Postharvest Biology and Technology of Fruits, Vegetables, and Flowers

POLYAMINES AND REGULATION OF RIPENING AND SENESCENCE 327
20 ◦ C. In addition, Put increased shelf life, enhanced fruit quality attributes such as soluble
solids, titratable acid content, and fruit firmness and resulted in either a decrease or a
delay in ethylene production (Perez-Vicente et al., 2002; Serrano et al., 2003). Loss of fruit
firmness in peach during postharvest storage is associated with a decrease in the levels of
PAs and an increase in ethylene biosynthesis (Liu et al., 2006b). Exogenous treatment of
field-grown peaches with PAs and aminoethoxyvinylglycine (AVG), an inhibitor of ethylene
biosynthesis, inhibited ethylene emission, delayed flesh softening, and retained titratable
acidity (Bregoli et al., 2002; Torrigiani et al., 2004). Since these compounds affect ethylene
production and expression of genes involved in ethylene biosynthesis, this hormone is
likely to influence the mode of action by which these PAs affect shelf life (Torrigiani et al.,
2004).
It is important to note that the method of treatment, the cultivar used, and the stage
of ripening can influence the effect of PAs in altering postharvest qualities. Vacuum infiltration
with Put or dipping in a solution of Put decreased ethylene production by kiwi
fruit and delayed flesh firmness in contrast to pressure infiltration (Petkou et al., 2004).
Comparison of Put and Spd treatments showed differential effects on the production of
ethylene and fruit quality attributes between attached fruit and fruit explants in peaches and
nectarines (Bregoli et al., 2006). Treatment of potted miniature roses with various PAs and
methylglyoxal-guanylhydrazone, a PA-synthesis inhibitor, did not modify floral longevity
(Serek and Andersen, 1994).
15.7.1 Polyamines and postharvest fruit firmness
Treatment with exogenous PAs has been shown to increase flesh firmness in several fruits including
“Golden Delicious” and “Mclntosh” apples (Kramer et al., 1991), strawberry slices
(Ponappa et al., 1993), plums (Perez-Vicente et al., 2002), peaches and nectarines (Bregoli
et al., 2006). However, differential effects of Put, Spd, and Spm have been reported. For
example, vacuum infiltration of Spd and Spm significantly increased firmness of strawberry
slices, whereas Put was ineffective (Ponappa et al., 1993).

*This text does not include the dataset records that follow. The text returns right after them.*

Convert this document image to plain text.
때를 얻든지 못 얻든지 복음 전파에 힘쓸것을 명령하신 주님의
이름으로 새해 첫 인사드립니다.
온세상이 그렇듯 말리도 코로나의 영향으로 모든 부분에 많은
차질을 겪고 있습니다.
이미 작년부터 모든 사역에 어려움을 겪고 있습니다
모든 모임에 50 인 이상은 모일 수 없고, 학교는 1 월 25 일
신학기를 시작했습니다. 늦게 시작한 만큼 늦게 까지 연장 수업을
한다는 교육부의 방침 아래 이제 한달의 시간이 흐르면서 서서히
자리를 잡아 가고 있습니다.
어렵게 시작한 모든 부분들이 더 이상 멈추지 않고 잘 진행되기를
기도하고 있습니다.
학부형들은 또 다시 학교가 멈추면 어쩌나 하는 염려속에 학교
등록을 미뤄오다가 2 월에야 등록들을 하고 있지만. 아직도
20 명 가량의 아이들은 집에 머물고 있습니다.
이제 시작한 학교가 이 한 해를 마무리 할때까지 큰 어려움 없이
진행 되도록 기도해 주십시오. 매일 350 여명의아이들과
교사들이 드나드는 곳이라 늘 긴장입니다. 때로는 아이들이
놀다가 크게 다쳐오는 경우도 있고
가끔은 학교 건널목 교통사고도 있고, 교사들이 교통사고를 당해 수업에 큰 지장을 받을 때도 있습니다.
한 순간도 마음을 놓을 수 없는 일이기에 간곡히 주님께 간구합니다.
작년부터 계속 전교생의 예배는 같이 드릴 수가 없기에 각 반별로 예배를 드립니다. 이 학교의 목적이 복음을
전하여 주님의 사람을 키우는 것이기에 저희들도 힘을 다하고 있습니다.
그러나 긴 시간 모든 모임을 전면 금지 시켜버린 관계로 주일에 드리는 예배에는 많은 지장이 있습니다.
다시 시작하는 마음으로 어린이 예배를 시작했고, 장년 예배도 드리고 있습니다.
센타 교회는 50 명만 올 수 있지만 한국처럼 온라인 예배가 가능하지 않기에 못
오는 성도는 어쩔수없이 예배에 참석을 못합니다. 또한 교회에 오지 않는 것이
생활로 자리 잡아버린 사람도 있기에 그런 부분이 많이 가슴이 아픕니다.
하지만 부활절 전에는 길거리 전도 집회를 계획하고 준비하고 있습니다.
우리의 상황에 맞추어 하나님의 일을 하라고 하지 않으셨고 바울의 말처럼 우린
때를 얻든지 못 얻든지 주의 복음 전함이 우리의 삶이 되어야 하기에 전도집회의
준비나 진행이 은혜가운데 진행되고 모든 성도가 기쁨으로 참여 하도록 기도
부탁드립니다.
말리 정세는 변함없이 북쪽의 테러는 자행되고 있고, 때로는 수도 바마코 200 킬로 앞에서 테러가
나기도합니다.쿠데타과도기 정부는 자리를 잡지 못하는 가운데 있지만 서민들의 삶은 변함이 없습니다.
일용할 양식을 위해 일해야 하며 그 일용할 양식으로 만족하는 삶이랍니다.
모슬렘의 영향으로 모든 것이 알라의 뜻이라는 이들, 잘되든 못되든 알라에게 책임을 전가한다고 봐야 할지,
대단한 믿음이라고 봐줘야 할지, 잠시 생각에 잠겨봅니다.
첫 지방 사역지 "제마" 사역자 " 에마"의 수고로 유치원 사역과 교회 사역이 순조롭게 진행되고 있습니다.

Some of the effects of PAs on fruit firmness could be due to modification of genes
involved in ethylene biosynthesis, ethylene perception, alteration of cell wall–associated
enzymes, and PA conjugation. Prestorage application of Put suppressed ethylene biosynthesis
probably by lowering ACC oxidase (ACO) enzyme activity and delayed fruit softening
in plum by modulating cell wall–related enzymes involved in fruit softening such as pectin
esterase, exopolygalacturonase and endopolygalacturonase (Khan and Singh, 2007). Also,
in vitro inhibition of pectin methylesterase and polygalacturonase by PAs has been reported
(Leiting and Wicker, 1997; Martinez-Tellez et al., 2002). Calcium and heat-treated plums
stored at lower temperatures also showed increased fruit firmness, which may be due to
the effect of conjugated Put and Spd (Valero et al., 2002b). The role of PAs in delaying
softening in peach and apple can be attributed to their effects on stabilization of cell walls
and membranes (Bonghi et al., 1998; Liu et al., 2006a, b). Higher levels of cell wall–bound
Put and Spd contributed to increased firmness and reduction in mechanical damage in plum
(Perez-Vicente et al., 2002). PAs bind to pectins associated with the cell wall, thus influencing
modifications of cell wall in addition to altering the binding of other ions such as
calcium (Messiaen et al., 1997). Further cross talk between ions such as calcium and PAs
may also influence the activity of pectin esterase (Leiting and Wicker, 1997).